Mato Grosso começará a retirar incentivos fiscais de empresas que aderem à Moratória da Soja em janeiro, e tradings avaliam sair para proteger benefícios
A possibilidade de rompimento da Moratória da Soja reacendeu o debate sobre meio ambiente e economia, com impactos diretos na Amazônia e no agronegócio brasileiro.
Algumas das maiores tradings do mundo avaliam deixar o pacto, numa reação a uma lei estadual que retira incentivos fiscais em Mato Grosso, prevista para vigorar a partir de janeiro.
As informações são tratadas por fontes próximas ao setor e ganham repercussão nacional, conforme informação divulgada pelo g1
Por que empresas avaliam abandonar a moratória
Empresas como ADM, Bunge, Cargill, Cofco e Amaggi, signatárias do acordo, têm unidades em Mato Grosso que se beneficiaram de incentivos fiscais, e agora podem optar por sair para não perder vantagens econômicas.
Um relatório preliminar de auditores estaduais apontou que as tradings de grãos se beneficiaram de incentivos fiscais de aproximadamente R$ 4,7 bilhões entre 2019 e 2024, e, segundo Sérgio Ricardo, presidente do Tribunal de Contas do Estado de Mato Grosso, ADM e Bunge foram as maiores beneficiárias, recebendo cerca de R$ 1,5 bilhão cada uma.
Fontes ouvidas pela reportagem disseram que “a maioria das empresas vai preferir não perder os incentivos fiscais e se retirar do acordo”, o que, na prática, encerraria um pacto firmado em 2006 com o governo federal e organizações ambientalistas.
O que a moratória protege e o que pode ser perdido
A Moratória da Soja impede as empresas signatárias de comprar soja de produtores que plantam em áreas desmatadas após julho de 2008, um mecanismo que, segundo pesquisadores, evitou a conversão de milhões de hectares de floresta em lavouras.
Sem esse pacto e outras iniciativas de conservação, pesquisadores estimam que uma área da floresta do tamanho da Irlanda teria sido convertida em lavouras de soja no Brasil, em comparação com o ritmo de expansão observado em países vizinhos.

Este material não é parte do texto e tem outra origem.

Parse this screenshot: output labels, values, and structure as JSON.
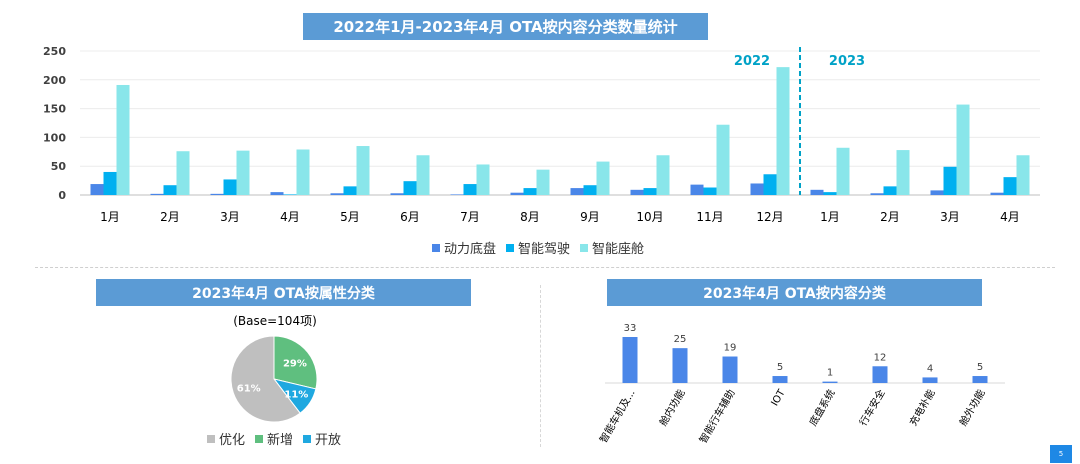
{
  "titles": {
    "main": "2022年1月-2023年4月 OTA按内容分类数量统计",
    "pie": "2023年4月 OTA按属性分类",
    "category": "2023年4月 OTA按内容分类"
  },
  "page_number": "5",
  "colors": {
    "banner": "#5b9bd5",
    "series_powertrain": "#4a86e8",
    "series_driving": "#00b0f0",
    "series_cockpit": "#89e6ea",
    "year_label": "#00a2c7",
    "pie_optimize": "#bfbfbf",
    "pie_new": "#5fbf7f",
    "pie_open": "#1fa8e0",
    "category_bar": "#4a86e8"
  },
  "chart_data": [
    {
      "type": "bar",
      "title": "2022年1月-2023年4月 OTA按内容分类数量统计",
      "categories": [
        "1月",
        "2月",
        "3月",
        "4月",
        "5月",
        "6月",
        "7月",
        "8月",
        "9月",
        "10月",
        "11月",
        "12月",
        "1月",
        "2月",
        "3月",
        "4月"
      ],
      "series": [
        {
          "name": "动力底盘",
          "values": [
            19,
            2,
            2,
            5,
            3,
            3,
            1,
            4,
            12,
            9,
            18,
            20,
            9,
            3,
            8,
            4
          ]
        },
        {
          "name": "智能驾驶",
          "values": [
            40,
            17,
            27,
            1,
            15,
            24,
            19,
            12,
            17,
            12,
            13,
            36,
            5,
            15,
            49,
            31
          ]
        },
        {
          "name": "智能座舱",
          "values": [
            191,
            76,
            77,
            79,
            85,
            69,
            53,
            44,
            58,
            69,
            122,
            222,
            82,
            78,
            157,
            69
          ]
        }
      ],
      "ylim": [
        0,
        250
      ],
      "yticks": [
        0,
        50,
        100,
        150,
        200,
        250
      ],
      "year_labels": [
        "2022",
        "2023"
      ],
      "grid": true,
      "legend": "bottom"
    },
    {
      "type": "pie",
      "title": "2023年4月 OTA按属性分类",
      "subtitle": "(Base=104项)",
      "slices": [
        {
          "name": "优化",
          "value": 61,
          "label": "61%"
        },
        {
          "name": "新增",
          "value": 29,
          "label": "29%"
        },
        {
          "name": "开放",
          "value": 11,
          "label": "11%"
        }
      ],
      "legend": "bottom"
    },
    {
      "type": "bar",
      "title": "2023年4月 OTA按内容分类",
      "categories": [
        "智能车机及...",
        "舱内功能",
        "智能行车辅助",
        "IOT",
        "底盘系统",
        "行车安全",
        "充电补能",
        "舱外功能"
      ],
      "values": [
        33,
        25,
        19,
        5,
        1,
        12,
        4,
        5
      ],
      "data_labels": true
    }
  ]
}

Além disso, Mato Grosso produziu cerca de 51 milhões de toneladas métricas de soja em 2025, mais do que a Argentina, o que mostra a dimensão do risco ambiental e econômico se a moratória for desmontada.
Reações oficiais, ações judiciais e pressões do setor
O governo federal tem recorrido à Justiça contra a lei de Mato Grosso que retira benefícios fiscais de tradings por compromissos ambientais, e o secretário André Lima afirmou, “Se o governo de Mato Grosso realmente retirar esses incentivos, ouvimos dizer que algumas, ou muitas, empresas de fato vão abandonar a moratória por razões econômicas”.

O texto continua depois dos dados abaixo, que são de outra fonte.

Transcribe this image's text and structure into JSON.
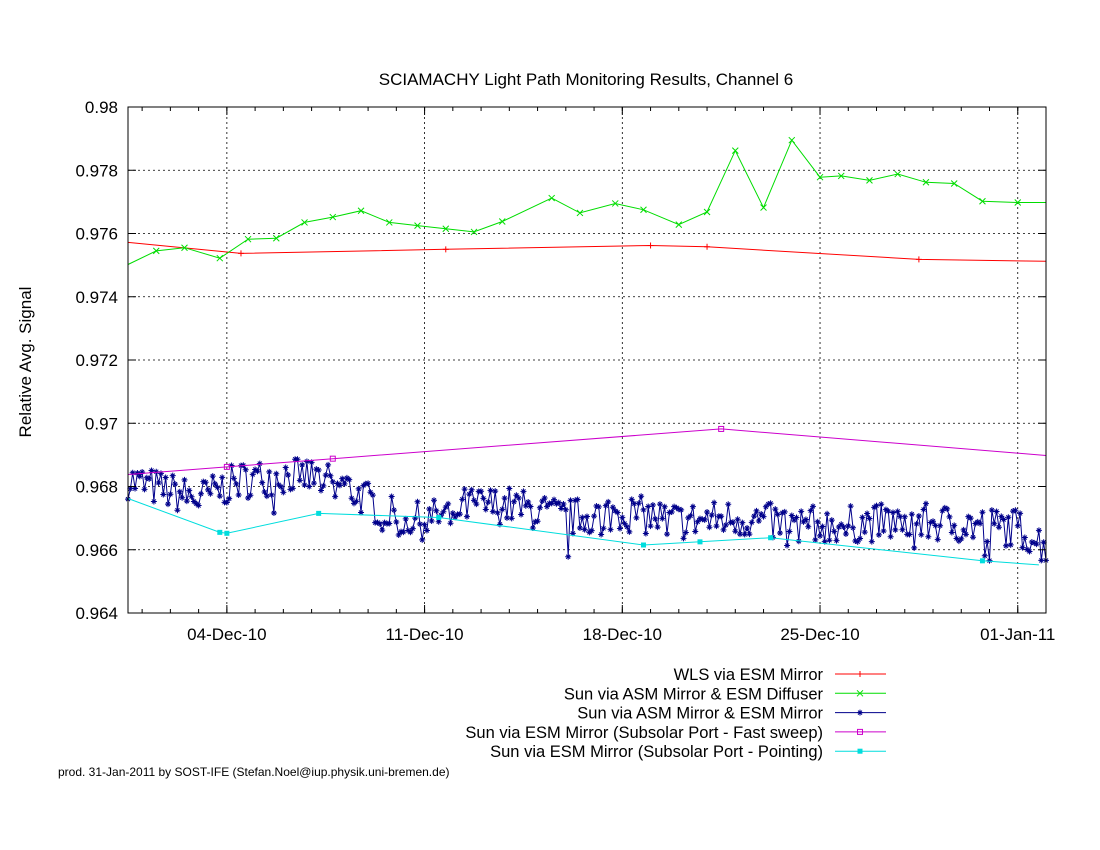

Organizações ambientalistas, como o Greenpeace, alertaram para o risco, e Cristiane Mazzetti, responsável pela moratória no Greenpeace, afirmou, “As empresas poderiam optar por manter seus compromissos de desmatamento zero”, e acrescentou, “É um precedente perigoso e não é o que precisamos em um momento de emergência climática”.
Paralelamente, o Conselho Administrativo de Defesa Econômica, o Cade, abriu investigação sobre a moratória por possível violação das regras de concorrência, e determinou que as empresas “se abstenham de coletar, armazenar, compartilhar ou divulgar informações comerciais relacionadas à venda, produção ou aquisição de soja”.
Consequências práticas e próximos passos
Se a saída das tradings se confirmar, além do impacto ambiental, haverá efeitos jurídicos e de mercado, com produtores em Mato Grosso já entrando com ações contra as tradings cobrando cerca de US$ 180 milhões.
Decisões liminares do Supremo Tribunal Federal suspenderam parte da investigação antitruste, mas permitiram que a lei estadual entre em vigor, e organizações ambientalistas ainda tentam barrar a norma antes de uma decisão final da Justiça.
Especialistas destacam que o fim da moratória pode abrir caminho para o enfraquecimento de outras salvaguardas ambientais, incluindo dispositivos do Código Florestal que limitam o desmate em áreas da Amazônia, e também deve repercutir em negociações internacionais, como o interesse de entidades europeias em revisar acordos comerciais com o Brasil.
O tema segue em evolução, com decisões judiciais, pressões políticas e movimentos do mercado em curso, e pode redefinir a relação entre incentivos fiscais e compromissos ambientais no agronegócio brasileiro.